Hikâye edilir: Adamın biri karanlık bir mağarada yüzüğünü kaybetmiş. Mağaranın içi karanlık olduğu için yüzüğünü dışarıda aramaya karar vermiş. Aramış ama bir türlü yüzüğünü bulamamış. Adamın telaşını gören, oradan geçen biri de adama yardımcı olmuş ama yüzüğü mağaranın dışında bir türlü bulamamışlar. Yüzüğünü arayan adama yardım eden kişi sormuş: “Yüzüğü nerede ve nasıl kaybettin” demiş. Adam da, “Ben yüzüğü mağarada kaybettim ama içerisi karanlık olduğundan, burası daha aydınlık olduğu için dışarıda arıyorum” demiş. Yardıma gelen adam, yüzüğünü kaybeden adamın arayışının yanlış olduğunu anlayınca, oradan ayrılmış.
Bahsettiğimiz kıssa ne demek istediğimizi anlatabilmiştir umarım, değerli okurlarım.
Ülkemizde o kadar sorunlar var ki hiçbir sorun çözüme kavuşmuyor ve her geçen gün daha da içinden çıkılmaz hal alıyor. Ortaya konan çabalara bakınca, insanların çareyi yanlış yerlerde ve yanlış metotlarda aradığına şahit oluyoruz.
Bugüne kadar uygulanan yanlış sistemlerde ısrar ederek; yanlış sosyal ve siyasal projeler uygulamakla, sorunlar çözülmüyor. Çünkü yanlış arayışlarla doğru bulunmaya çalışılıyor.
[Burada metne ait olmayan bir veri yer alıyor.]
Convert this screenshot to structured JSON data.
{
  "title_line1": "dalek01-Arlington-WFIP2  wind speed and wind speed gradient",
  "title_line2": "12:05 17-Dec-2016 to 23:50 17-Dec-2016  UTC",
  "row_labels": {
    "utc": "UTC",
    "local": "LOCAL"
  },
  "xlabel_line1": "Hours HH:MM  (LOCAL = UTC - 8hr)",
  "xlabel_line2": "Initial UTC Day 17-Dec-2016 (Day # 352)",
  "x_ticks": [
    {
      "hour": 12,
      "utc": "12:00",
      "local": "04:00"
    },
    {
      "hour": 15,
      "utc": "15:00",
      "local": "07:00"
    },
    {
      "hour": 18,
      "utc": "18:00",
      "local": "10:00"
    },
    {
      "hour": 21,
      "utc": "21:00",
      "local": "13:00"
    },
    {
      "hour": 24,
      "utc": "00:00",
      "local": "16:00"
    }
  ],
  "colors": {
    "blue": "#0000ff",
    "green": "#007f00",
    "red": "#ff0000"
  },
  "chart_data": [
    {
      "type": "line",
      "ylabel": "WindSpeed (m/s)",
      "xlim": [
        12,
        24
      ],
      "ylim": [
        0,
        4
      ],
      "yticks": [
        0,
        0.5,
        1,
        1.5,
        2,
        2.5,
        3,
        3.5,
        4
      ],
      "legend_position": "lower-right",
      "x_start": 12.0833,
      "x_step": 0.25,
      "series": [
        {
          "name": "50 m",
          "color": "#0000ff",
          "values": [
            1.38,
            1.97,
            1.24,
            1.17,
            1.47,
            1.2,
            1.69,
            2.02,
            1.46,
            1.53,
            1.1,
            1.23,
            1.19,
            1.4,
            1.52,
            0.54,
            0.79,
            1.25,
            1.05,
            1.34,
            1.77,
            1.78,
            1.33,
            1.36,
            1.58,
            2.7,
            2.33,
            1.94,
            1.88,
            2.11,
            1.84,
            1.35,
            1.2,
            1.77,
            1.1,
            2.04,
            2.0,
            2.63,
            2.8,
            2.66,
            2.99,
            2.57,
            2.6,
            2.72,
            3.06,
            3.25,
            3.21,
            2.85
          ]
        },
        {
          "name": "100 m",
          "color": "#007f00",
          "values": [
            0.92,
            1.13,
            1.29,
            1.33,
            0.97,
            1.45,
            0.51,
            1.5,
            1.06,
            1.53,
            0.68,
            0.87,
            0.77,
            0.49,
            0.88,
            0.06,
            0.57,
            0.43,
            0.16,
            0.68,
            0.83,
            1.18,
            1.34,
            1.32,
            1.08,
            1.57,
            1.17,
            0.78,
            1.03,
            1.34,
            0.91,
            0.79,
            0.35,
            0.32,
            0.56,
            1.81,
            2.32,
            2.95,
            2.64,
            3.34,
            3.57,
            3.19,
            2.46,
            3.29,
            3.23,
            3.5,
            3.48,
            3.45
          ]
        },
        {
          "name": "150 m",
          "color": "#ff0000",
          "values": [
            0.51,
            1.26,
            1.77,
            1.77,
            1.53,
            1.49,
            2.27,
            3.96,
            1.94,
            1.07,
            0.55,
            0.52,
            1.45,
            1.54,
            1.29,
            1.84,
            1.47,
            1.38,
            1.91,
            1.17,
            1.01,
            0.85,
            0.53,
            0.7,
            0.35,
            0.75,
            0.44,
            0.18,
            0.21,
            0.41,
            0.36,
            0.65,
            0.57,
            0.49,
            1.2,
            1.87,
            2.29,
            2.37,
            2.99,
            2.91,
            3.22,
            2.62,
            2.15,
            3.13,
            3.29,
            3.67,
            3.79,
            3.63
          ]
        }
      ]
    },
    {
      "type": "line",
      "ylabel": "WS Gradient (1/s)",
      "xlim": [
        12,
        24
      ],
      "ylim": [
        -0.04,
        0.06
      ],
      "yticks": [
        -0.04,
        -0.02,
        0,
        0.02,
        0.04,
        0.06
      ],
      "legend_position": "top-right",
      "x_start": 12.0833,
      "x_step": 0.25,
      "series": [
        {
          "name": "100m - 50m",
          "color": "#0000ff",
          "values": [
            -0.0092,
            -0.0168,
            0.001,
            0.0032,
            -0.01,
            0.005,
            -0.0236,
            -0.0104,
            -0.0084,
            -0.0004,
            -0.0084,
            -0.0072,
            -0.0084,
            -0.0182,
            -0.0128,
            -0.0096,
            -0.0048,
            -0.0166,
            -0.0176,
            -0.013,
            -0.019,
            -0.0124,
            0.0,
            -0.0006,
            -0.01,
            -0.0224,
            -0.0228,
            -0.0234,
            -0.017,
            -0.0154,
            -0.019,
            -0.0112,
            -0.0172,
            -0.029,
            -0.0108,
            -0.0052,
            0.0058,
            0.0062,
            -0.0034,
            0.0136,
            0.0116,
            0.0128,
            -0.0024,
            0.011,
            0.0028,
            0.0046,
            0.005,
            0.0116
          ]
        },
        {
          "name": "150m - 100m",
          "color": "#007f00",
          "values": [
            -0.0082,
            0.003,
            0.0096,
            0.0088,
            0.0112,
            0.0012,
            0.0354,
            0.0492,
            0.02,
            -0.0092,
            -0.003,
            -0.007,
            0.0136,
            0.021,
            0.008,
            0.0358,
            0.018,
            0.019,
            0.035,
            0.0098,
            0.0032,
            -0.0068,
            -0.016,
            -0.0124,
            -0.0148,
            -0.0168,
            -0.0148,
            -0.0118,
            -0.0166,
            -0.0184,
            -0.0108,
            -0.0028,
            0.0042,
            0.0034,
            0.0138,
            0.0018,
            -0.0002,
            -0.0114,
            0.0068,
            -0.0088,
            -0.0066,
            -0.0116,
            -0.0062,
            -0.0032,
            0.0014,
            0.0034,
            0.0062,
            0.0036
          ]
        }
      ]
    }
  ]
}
Çağımızın bilgesi Prof. Dr. Haydar Baş, sadece milletimize değil bütün insanlığa arayışın yerini, şeklini ve çözümünü izah etmiştir. Sosyal, siyasal ve ekonomik bütün sorunların “Milli Ekonomi Modeli” ve “Sosyal Devlet Milli Devlet” projeleriyle çözüme kavuşacağını ilan etmişti. Bağımsız Türkiye Partisinin parti programında mevcut olan çözümlerle buluşmak; doğru adreste, doğruyu aramak ve bulmaktır. BTP lideri Av. Hüseyin Baş ve kadrosu çözümün doğru adresidir.
Bunun dışında çözüm arayanlar, “yüzüğünü mağarada kaybedip; dışarıda arayan” adamdan farksız olurlar.